Certains pays sont associés de façon viscérale à des boissons. Quand on dit vin, on pense souvent à la France, mais n’oublions pas tout de même que de nombreux autres pays en produisent de très bons. Quand on dit vodka, on pense à la Pologne ou à la Russie, ces grandes étendues balayées par des vents froids où l’on se réchauffe en buvant de bonne rasade de cette eau-de-vie. Quand on entend bière, on l’associe généralement à l’Allemagne, les Pays-Bas ou bien les pays du Royaume-Uni. Et qu’en est-il du saké ?

 

Bien entendu, le saké est inhérent au Japon. Aller au Japon, sans en boire, est une faute majeure tellement il est facile d’en trouver. Dans les supérettes, on peut même en trouver sous forme de brique comme si c’était du jus de fruit. Même si l’alcool de riz est un élément national représentatif de l’archipel nippon, ses ventes s’effritent progressivement depuis plus de 40 ans. Chaque année, elle décroit de 3 à 5%, ainsi, en 2009, on buvait 3 fois moins  de saké qu’en 1975. Un désamour qui s’explique par le simple fait que les jeunes ne sont pas séduits, ils lui préfèrent de nouveaux alcools en plein développement tel que l’Umeshu, une liqueur de prunes. Les buveurs traditionnels se détournent également du saké, cédant aux vapeurs envoutantes du whisky. Pour l’inconscient collectif, le saké est associé aux fêtes rituelles et aux occasions uniques comme les mariages, les anniversaires ou bien le Nouvel An.
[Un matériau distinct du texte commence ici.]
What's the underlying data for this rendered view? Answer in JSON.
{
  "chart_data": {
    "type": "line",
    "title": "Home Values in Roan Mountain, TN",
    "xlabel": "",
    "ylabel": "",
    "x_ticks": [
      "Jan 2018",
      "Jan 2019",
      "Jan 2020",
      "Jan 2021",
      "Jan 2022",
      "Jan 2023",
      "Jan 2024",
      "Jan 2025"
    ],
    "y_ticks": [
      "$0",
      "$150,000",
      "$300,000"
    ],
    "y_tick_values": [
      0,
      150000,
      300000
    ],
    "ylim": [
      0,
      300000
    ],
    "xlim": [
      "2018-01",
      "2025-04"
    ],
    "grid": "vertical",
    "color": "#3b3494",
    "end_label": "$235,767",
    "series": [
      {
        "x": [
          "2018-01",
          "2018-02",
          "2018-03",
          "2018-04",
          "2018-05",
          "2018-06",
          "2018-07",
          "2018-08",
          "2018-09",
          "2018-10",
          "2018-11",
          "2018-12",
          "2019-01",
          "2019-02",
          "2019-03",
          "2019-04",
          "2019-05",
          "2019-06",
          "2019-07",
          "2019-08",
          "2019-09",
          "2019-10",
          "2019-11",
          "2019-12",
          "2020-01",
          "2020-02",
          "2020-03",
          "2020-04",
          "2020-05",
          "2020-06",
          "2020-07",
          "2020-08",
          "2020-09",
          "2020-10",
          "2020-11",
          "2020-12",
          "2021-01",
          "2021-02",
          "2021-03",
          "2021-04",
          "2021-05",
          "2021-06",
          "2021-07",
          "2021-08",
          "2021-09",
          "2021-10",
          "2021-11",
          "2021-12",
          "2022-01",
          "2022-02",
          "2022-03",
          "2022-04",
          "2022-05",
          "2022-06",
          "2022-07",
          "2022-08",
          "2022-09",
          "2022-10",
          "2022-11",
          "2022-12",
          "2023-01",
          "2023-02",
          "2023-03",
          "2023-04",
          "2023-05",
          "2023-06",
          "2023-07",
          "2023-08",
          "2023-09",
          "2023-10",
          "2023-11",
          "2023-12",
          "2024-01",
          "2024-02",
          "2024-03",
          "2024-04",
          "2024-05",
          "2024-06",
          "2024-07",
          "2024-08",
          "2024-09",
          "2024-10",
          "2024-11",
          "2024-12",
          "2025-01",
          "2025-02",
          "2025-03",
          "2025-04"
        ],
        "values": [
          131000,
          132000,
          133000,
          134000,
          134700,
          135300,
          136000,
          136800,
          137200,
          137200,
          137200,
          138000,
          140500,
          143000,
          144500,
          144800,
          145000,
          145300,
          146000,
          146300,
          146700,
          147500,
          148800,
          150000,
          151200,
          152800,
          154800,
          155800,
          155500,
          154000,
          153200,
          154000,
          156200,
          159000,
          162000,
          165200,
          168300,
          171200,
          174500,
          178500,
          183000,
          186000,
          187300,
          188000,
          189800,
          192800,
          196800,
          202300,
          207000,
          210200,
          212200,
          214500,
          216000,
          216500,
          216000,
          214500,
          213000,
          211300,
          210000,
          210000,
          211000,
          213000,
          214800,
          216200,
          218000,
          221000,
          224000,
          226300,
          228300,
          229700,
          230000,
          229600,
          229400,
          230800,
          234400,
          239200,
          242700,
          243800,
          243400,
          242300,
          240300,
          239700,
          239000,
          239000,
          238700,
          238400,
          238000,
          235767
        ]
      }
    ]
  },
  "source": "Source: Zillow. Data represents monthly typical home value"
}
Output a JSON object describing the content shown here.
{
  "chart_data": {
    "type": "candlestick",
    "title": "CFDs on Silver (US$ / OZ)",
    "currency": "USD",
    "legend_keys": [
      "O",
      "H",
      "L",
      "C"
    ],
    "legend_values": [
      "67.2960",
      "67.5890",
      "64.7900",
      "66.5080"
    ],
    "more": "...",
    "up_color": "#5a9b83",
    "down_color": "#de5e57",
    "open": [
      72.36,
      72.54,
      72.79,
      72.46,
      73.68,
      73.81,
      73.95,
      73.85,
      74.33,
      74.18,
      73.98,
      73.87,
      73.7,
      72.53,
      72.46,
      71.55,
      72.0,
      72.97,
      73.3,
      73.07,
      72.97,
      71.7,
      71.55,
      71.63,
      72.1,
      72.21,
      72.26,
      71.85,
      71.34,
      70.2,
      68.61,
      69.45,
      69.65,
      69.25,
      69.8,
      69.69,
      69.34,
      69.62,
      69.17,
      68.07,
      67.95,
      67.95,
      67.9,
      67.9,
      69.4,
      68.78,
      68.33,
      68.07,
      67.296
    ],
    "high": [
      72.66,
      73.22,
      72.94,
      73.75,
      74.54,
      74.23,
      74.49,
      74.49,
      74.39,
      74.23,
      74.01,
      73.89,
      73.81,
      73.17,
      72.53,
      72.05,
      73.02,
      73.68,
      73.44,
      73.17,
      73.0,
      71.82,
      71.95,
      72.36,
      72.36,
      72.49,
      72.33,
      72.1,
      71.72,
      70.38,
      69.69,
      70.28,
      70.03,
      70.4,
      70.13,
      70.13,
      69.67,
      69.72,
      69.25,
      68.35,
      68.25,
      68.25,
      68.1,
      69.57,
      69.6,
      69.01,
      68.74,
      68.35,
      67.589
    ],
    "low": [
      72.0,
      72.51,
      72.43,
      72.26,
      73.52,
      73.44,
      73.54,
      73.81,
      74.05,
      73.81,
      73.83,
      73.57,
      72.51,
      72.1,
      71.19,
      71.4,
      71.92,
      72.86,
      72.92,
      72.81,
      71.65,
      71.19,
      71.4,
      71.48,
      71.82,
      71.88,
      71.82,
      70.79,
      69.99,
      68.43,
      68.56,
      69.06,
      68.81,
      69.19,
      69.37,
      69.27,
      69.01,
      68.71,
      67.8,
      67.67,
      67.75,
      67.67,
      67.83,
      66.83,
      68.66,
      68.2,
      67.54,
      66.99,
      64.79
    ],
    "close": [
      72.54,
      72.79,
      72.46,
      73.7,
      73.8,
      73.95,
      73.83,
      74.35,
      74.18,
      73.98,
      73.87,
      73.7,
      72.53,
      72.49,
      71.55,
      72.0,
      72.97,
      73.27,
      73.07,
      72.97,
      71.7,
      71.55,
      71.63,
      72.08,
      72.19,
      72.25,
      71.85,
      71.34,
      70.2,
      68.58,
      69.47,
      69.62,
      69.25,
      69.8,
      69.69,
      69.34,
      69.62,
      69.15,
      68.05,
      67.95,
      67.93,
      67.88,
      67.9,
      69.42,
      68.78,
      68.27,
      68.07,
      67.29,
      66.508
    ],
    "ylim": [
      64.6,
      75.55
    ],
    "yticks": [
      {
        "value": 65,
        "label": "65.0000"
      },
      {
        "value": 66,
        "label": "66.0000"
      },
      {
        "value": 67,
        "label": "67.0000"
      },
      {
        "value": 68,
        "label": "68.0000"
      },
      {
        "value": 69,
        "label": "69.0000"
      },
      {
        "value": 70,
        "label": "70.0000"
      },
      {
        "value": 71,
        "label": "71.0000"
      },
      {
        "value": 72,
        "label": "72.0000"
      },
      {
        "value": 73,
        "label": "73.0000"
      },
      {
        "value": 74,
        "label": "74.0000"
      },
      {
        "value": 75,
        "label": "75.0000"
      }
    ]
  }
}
Les temples et les mausolées, les lieux de cultes en général, sont des gros consommateurs de saké.

 

La chute semblait inévitable, longue mais assurée, si un coup du sort n’avait pas enrayé la mécanique. Un regard sur les chiffres de ventes nous montre qu’elles repartent à la hausse depuis avril 2011. Comment cette inversion des tendances a-t-eu lieu ? A toute chose malheur est bon, dit-on, et cela a tendance à se prouver avec le cas du saké. Un grand élan de solidarité envers les victimes du tsunami s’est manifesté peu après la catastrophe. Dans la région sinistrée, ce sont plusieurs dizaines de distilleries qui ont été détruites, certaines pluri centenaires dont la survie ne dépend que de la vente de leurs bouteilles. Les flots noirâtres ont submergé tout le matériel nécessaire à la confection, réservoirs, machines, greniers à riz et ce sont plus de 30000 flacons qui sont perdus à jamais dont certains destinés aux noces princières anglaises.

 

Afin d’aider les propriétaires des fabriques, des « sake parties » ont été organisées à travers tout le territoire. Un geste solidaire pour participer, tout en trinquant, à la reconstruction de la région ravagée. Pour les cultivateurs, ce fut un véritable coup dur, la période de production s’est arrêtée en plein milieu, à cela, ils ont dû faire face aux restrictions gouvernementales liées à la radiation des sols. Une vague de nationalisme a succédé à la vague mortelle, un patriotisme dans le bon sens du terme, une défense des éléments propres au patrimoine culturel du Japon. Le saké ne pouvait pas mourir, il doit vivre aussi longtemps que le pays vivra. Le saké c’est un savoir-faire ancestral, une technicité voilée de mystères se transmettant de génération en génération, chaque école à sa particularité et ses propres arcanes. La mort de ce breuvage équivaudrait à la disparition de tout un pan patrimonial. Une chose impensable.

 

Cependant, malgré toute ces bonnes volontés, beaucoup d’ateliers restent porte closes, la régénération est en marche mais elle prend forme lentement. Une allure digne de la façon dont il faut boire cet alcool, tout en douceur, en le sirotant. L’optimisme est au rendez-vous, fort de ce succès, les investissements reviennent et de plus en plus de jeunes talents se tournent vers cet artisanat. Depuis quelques mois, le mouvement suit sa course, les clients dans les restaurants choisissent pour accompagner leur repas, en digestif ou sur la durée du dîner, un bon verre de saké. Kampaï !!